Ray Seymour, a dejected shoe factory supervisor, dreads coming home to “an assault of sounds” – a loud television, video game sound effects, and yelling from the kitchen – made by his wife Vicky and his two children Eddie and Emily. Eddie, his sullen teenager, has just moved in to get away from his despondent mother, Ray’s first wife Dianne.
Having been confronted with his mortality due to X-rays his doctor ordered just to get “a better look at something,” Ray longs for a more profound relationship with his video game-addicted son and with life in general. Mortality comes sooner than he – or the reader expects it – when he confuses the symptoms of a heart attack with choking on a fish bone at dinner and dies on the kitchen floor in the very first chapter.
In Thanksgiving Eve, San Antonio attorney Jay Brandon’s newest novel, Ray is granted a widespread wish – to be able to turn back the clock and “do over” certain moments in life. After each of his deaths – yes, there are multiple – he is delivered to past events: the spring of his 10th year on earth, Eddie’s first day of school, and last week’s trip to North Star Mall with Eddie and Emily. Ray’s returns to the past are not superficial fixes; instead, he is on a constant search for the profound. He is “spinning philosophy while everyone else (does) busywork.”
Though the novel is reminiscent of holiday parables like Charles Dickens’ A Christmas Carol and Frank Capra’s It’s a Wonderful Life, Ray is neither merely observing the past with a spirit guide, nor shown a life without his existence. Instead, he is allowed to re-experience his past, causing him to question the validity of his memories.

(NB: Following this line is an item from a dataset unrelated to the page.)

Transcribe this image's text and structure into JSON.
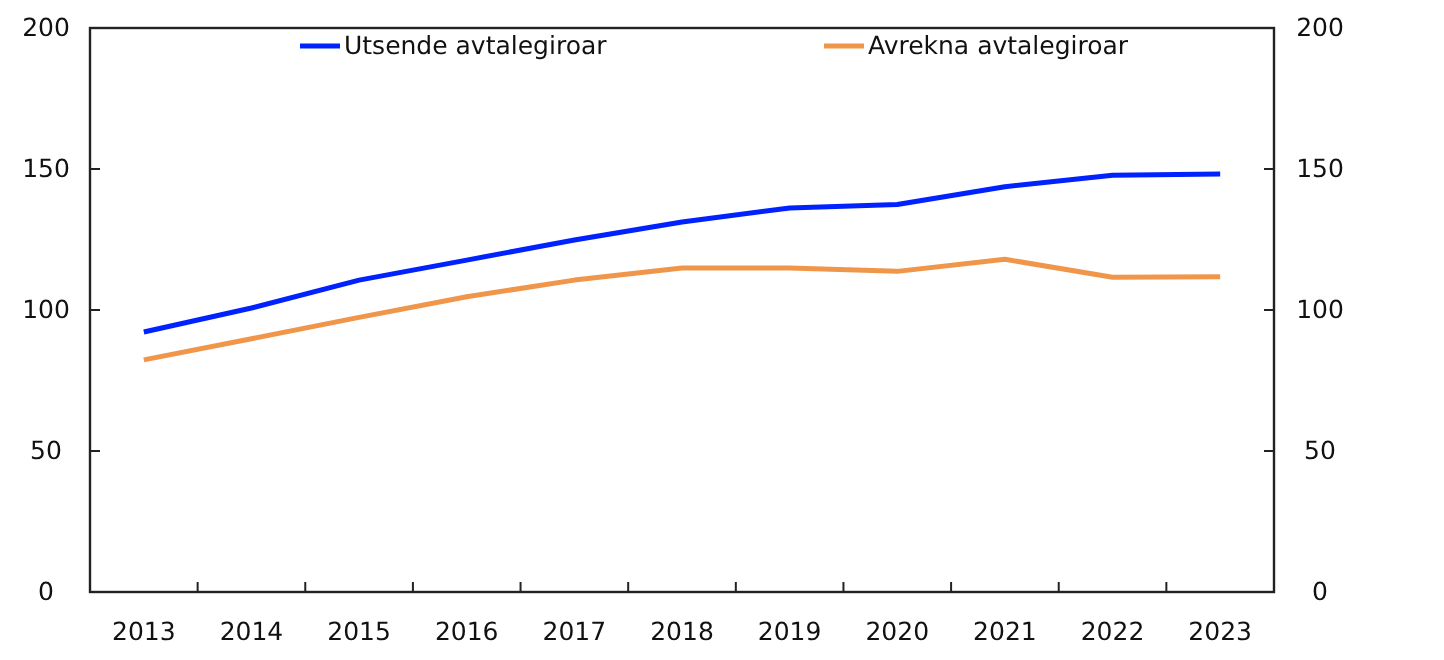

His father, whom he remembers as stoic and unfeeling, may have been much more involved than Ray remembers. If so, Ray’s memory does him a disservice. His mother scoffs when Ray suggests his father lacked parenting skills and says he was the best parent he could have been “before ‘parent’ was a verb … when it was just a noun.”
What makes Ray the modern-day everyman is his struggle with technology’s hold on life. Eddie’s obsession with video games and Emily’s connection to television shows are obstacles in his desire to create emotional ties.
During his redos, he finds the convenience of the microwave insufficient and longs for the aroma of traditionally prepared meals with his family. He inspires his family to abandon the car and walk when they encounter traffic on the way to see the holiday lights in Windcrest.
Concerned about his children becoming well-rounded adults, especially at the risk of leaving them due to another of his deaths, Ray enlists the help of Eddie and Emily in helping a homeless man. Only time will tell if it will be a profound experience.
In this time stream of “dayovers,” as Brandon labels them, Ray is often amazed by the possible transformations he can effect on his family’s future. He comes to understand that “no moment was more valuable than any other; some just had longer consequences.
“You can’t fix your family in one Thanksgiving week. Maybe it has to be every Thanksgiving.”